TLDR; The authors propose two LSTM-based models for target-dependent sentiment classification. TD-LSTM uses two LSTM networks running towards to target word from left and right respectively, making a prediction at the target time step. TC-LSTM is the same, but additionally incorporates the an averaged target word vector as an input at each time step. The authors evaluate their models with pre-trained word embeddings on a Twitter sentiment classification dataset, achieving state of the art.
#### Key Points
- TD-LSTM: Two LSTM networks, running from left to right towards the target. The final states of both networks are concatenated and the prediction is made at the target word.

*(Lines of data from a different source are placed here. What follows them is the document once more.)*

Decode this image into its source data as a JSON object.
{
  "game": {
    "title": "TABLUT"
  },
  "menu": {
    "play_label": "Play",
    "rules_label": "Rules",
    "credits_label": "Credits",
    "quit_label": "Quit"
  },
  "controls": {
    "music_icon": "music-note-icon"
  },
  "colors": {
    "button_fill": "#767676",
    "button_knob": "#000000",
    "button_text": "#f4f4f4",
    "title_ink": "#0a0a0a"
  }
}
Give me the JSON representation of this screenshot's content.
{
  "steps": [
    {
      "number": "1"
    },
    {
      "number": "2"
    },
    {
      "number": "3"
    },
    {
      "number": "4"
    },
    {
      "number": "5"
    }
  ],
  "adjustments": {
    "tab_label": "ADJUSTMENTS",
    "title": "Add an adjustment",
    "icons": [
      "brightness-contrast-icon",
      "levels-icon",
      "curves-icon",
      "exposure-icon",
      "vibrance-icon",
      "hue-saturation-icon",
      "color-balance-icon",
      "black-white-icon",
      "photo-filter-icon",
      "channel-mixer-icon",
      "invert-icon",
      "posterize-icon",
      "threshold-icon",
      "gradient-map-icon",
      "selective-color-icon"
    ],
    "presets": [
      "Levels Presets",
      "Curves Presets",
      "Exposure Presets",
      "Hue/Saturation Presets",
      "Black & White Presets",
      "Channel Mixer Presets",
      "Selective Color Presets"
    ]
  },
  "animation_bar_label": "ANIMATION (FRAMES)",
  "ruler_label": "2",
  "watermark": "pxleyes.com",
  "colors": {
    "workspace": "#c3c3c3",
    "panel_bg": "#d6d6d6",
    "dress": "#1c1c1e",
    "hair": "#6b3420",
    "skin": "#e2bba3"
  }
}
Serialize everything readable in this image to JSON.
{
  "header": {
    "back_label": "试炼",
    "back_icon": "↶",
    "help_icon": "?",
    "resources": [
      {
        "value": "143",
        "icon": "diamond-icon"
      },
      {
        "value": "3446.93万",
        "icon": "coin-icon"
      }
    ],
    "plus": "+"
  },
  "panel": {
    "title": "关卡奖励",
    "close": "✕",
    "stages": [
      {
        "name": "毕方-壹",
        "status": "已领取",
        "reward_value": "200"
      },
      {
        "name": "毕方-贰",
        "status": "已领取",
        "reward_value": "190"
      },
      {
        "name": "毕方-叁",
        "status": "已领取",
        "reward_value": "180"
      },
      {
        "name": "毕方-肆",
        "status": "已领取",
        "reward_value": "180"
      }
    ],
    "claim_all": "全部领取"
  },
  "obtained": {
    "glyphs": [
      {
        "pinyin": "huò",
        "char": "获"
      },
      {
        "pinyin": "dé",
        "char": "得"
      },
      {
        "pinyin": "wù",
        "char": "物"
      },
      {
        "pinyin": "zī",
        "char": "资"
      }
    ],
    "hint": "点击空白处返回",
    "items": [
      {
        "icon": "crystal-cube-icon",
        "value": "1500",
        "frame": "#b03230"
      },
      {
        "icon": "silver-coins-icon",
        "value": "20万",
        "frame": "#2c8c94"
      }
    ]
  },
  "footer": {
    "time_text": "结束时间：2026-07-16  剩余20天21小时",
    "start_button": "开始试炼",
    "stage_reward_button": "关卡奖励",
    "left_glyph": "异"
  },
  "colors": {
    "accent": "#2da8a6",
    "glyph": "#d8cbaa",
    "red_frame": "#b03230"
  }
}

- TC-LSTM: Same architecture as TD-LSTM, but also incorporates the word vector as an input at each time step. The word vector is the average of the word vectors for the target phrase.
- Embeddings seem to make a huge difference, state of the art is only obtained with 200-dimensional GloVe embeddings.
- A *huge* fraction of the performance improvement comes from pre-trained word embeddings. Without these, the proposed models clearly underperforms simpler models. This raises the question of whether incorporating the same embeddings into the simpler models would do.
- Would've liked to see performance without *any* pre-trained embeddings.
- The authors also experimented with attention mechanisms, but weren't able to achieve good results. Small size of training corpus may be the reason for this.